According to Louisiana jurisprudence, an issue is moot when a judgment or decree on that issue has been "deprived of practical significance" or "made abstract or purely academic." Cat's Meow, Inc. v. City of New Orleans, Through Dept. of Finance, 98-0601 (La. 10/20/98), 720 So.2d 1186, 1193. Accordingly, a case is moot when a rendered judgment or decree can serve no useful purpose and give no practical relief or effect. Id. Thus, when an appeal is taken from an order denying injunctive relief, and the act sought to be enjoined is accomplished pending appeal, the appeal will be dismissed as moot. Silliman, 789 So.2d at 23. Also, where the trial court renders judgment on the merits on the petition for a permanent injunction, as was done in this case approximately two months after the preliminary injunction was denied, the issue of the preliminary injunction becomes moot. Id. If the case is moot, there is no subject matter on which the judgment of the court can operate.

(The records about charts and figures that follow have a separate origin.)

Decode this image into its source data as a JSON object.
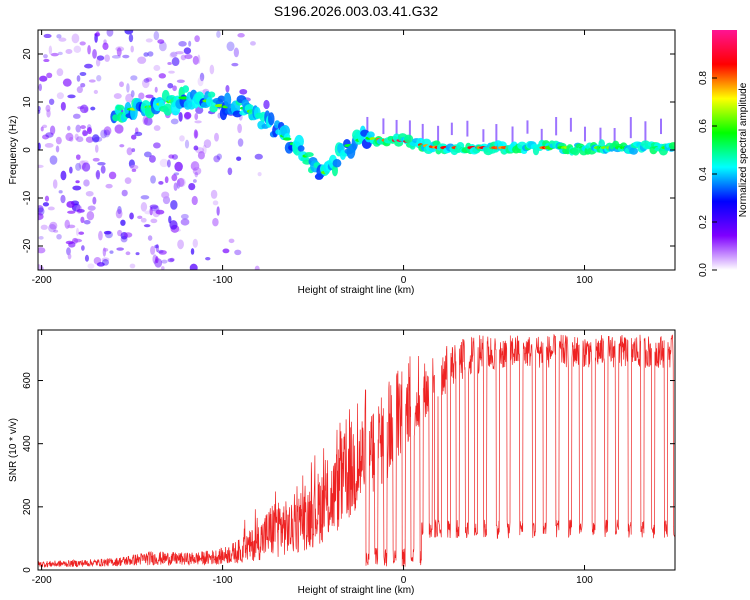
{
  "title": "S196.2026.003.03.41.G32",
  "chart_data": [
    {
      "type": "heatmap",
      "xlabel": "Height of straight line (km)",
      "ylabel": "Frequency (Hz)",
      "xlim": [
        -202,
        150
      ],
      "ylim": [
        -25,
        25
      ],
      "xticks": [
        -200,
        -100,
        0,
        100
      ],
      "xtick_labels": [
        "-200",
        "-100",
        "0",
        "100"
      ],
      "yticks": [
        20,
        10,
        0,
        -10,
        -20
      ],
      "ytick_labels": [
        "20",
        "10",
        "0",
        "-10",
        "-20"
      ],
      "ridge": {
        "x": [
          -160,
          -150,
          -140,
          -130,
          -120,
          -110,
          -100,
          -90,
          -80,
          -70,
          -60,
          -50,
          -45,
          -40,
          -35,
          -30,
          -25,
          -20,
          -10,
          0,
          10,
          20,
          30,
          50,
          100,
          150
        ],
        "y": [
          8,
          8.5,
          9,
          10,
          11,
          10.5,
          9,
          9,
          7,
          4,
          1,
          -3,
          -5,
          -4,
          -1,
          1,
          2,
          2.5,
          2,
          2,
          1,
          0.5,
          0.5,
          0.5,
          0.5,
          0.5
        ]
      },
      "colorbar": {
        "label": "Normalized spectral amplitude",
        "range": [
          0,
          1
        ],
        "ticks": [
          0.0,
          0.2,
          0.4,
          0.6,
          0.8
        ],
        "tick_labels": [
          "0.0",
          "0.2",
          "0.4",
          "0.6",
          "0.8"
        ],
        "colors": [
          "#ffffff",
          "#7f00ff",
          "#0000ff",
          "#00ffff",
          "#00ff00",
          "#ffff00",
          "#ff0000",
          "#ff1493"
        ]
      }
    },
    {
      "type": "line",
      "xlabel": "Height of straight line (km)",
      "ylabel": "SNR (10 * v/v)",
      "xlim": [
        -202,
        150
      ],
      "ylim": [
        0,
        760
      ],
      "xticks": [
        -200,
        -100,
        0,
        100
      ],
      "xtick_labels": [
        "-200",
        "-100",
        "0",
        "100"
      ],
      "yticks": [
        0,
        200,
        400,
        600
      ],
      "ytick_labels": [
        "0",
        "200",
        "400",
        "600"
      ],
      "color": "#ee2222",
      "envelope": {
        "x": [
          -202,
          -180,
          -160,
          -140,
          -120,
          -110,
          -100,
          -90,
          -80,
          -70,
          -60,
          -50,
          -40,
          -30,
          -20,
          -10,
          0,
          10,
          20,
          30,
          40,
          60,
          100,
          150
        ],
        "low": [
          8,
          10,
          12,
          15,
          15,
          15,
          18,
          22,
          30,
          40,
          50,
          70,
          100,
          150,
          200,
          280,
          380,
          440,
          540,
          590,
          620,
          640,
          640,
          640
        ],
        "high": [
          28,
          32,
          38,
          60,
          55,
          60,
          70,
          100,
          150,
          240,
          200,
          300,
          350,
          470,
          520,
          560,
          620,
          640,
          700,
          730,
          745,
          745,
          745,
          745
        ]
      },
      "dropouts_x": [
        -20,
        -15,
        -10,
        -5,
        0,
        5,
        10,
        15,
        18,
        20,
        25,
        30,
        35,
        40,
        45,
        52,
        58,
        65,
        72,
        78,
        85,
        92,
        98,
        105,
        112,
        118,
        125,
        132,
        138,
        145,
        150
      ]
    }
  ]
}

In this case, the only relief sought by plaintiffs' amended petition with regard to a preliminary injunction was that it be issued, restraining the Board from taking "any and all actions" relating to any proposed study and potential SUNO-UNO merger recommendation and pending further orders of the trial court. However,
A court may take judicial notice of legislative records where preserved, as they are a matter of public record. See State Farm Mut. Auto. Ins. Co. v. U.S. Agencies, L.L.C., 2005-0728 (La.App. 1st Cir.3/24/06), 934 So.2d 745, 748, writ denied, 2006-0933 (La.6/16/06), 929 So.2d 1288. Accordingly, we take judicial notice of the legislative history for SR 123 and of the fact that during the 2011 Regular Session, the Louisiana Legislature eventually changed the Board's proposed SUNO-UNO merger recommendation, and the Governor ultimately signed into law a transfer of UNO that did not affect SUNO. See Herman, Herman, Katz & Cotlar, L.L.C. v. State ex rel. Blanco, 2008-1337 (La.9/19/08), 990 So.2d 737, 739 n. 1 (where the Louisiana Supreme Court took judicial notice of the fact that the Legislature passed three Acts that were pertinent to that particular case during the 2008 Regular Session, and the Governor signed the Acts into law).

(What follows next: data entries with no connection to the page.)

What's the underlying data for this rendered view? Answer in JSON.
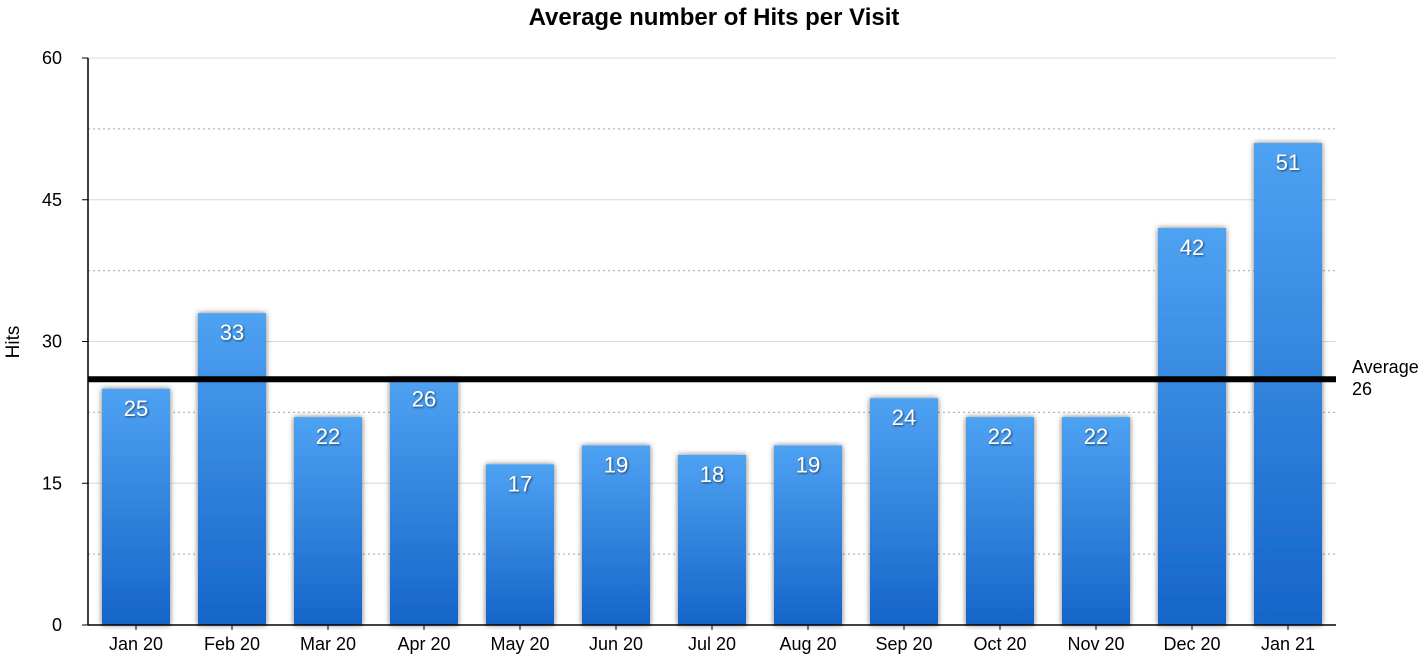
{
  "chart_data": {
    "type": "bar",
    "title": "Average number of Hits per Visit",
    "xlabel": "",
    "ylabel": "Hits",
    "ylim": [
      0,
      60
    ],
    "yticks": [
      0,
      15,
      30,
      45,
      60
    ],
    "grid": true,
    "categories": [
      "Jan 20",
      "Feb 20",
      "Mar 20",
      "Apr 20",
      "May 20",
      "Jun 20",
      "Jul 20",
      "Aug 20",
      "Sep 20",
      "Oct 20",
      "Nov 20",
      "Dec 20",
      "Jan 21"
    ],
    "values": [
      25,
      33,
      22,
      26,
      17,
      19,
      18,
      19,
      24,
      22,
      22,
      42,
      51
    ],
    "average": {
      "label": "Average",
      "value": 26
    },
    "bar_color_top": "#4ea2f2",
    "bar_color_bottom": "#1565c8",
    "average_line_color": "#000000"
  }
}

We specifically note that House Bill No. 537 (HB 537) was vetoed by the Governor, while a duplicate bill, Senate Bill No. 266 (SB 266), was eventually enacted as 2011 La. Acts, No. 419 and became effective July 12, 2011. The legislative history of Act 419 clearly reveals that the SUNO-UNO merger legislation was amended, deleting any and all reference to that particular merger.
Obviously, plaintiffs can no longer be affected by the Board's now completed study and SUNO-UNO merger recommendation that the Legislature has already considered and declined to enact. Simply stated, this appeal presents no justiciable controversy and is now moot given the legislative action declining to enact the SUNO-UNO merger as recommended by the Board, as well as the rendition of judgment by the trial court on the merits of plaintiffs' requested permanent injunction.
For the above and foregoing reasons, plaintiffs' appeal of the trial court's denial of a preliminary injunction (Tobin I) is hereby dismissed as moot. Costs of this appeal are assessed against plaintiffs, Eugenie Tobin, Ellis D. Brent, Jr., Charles E.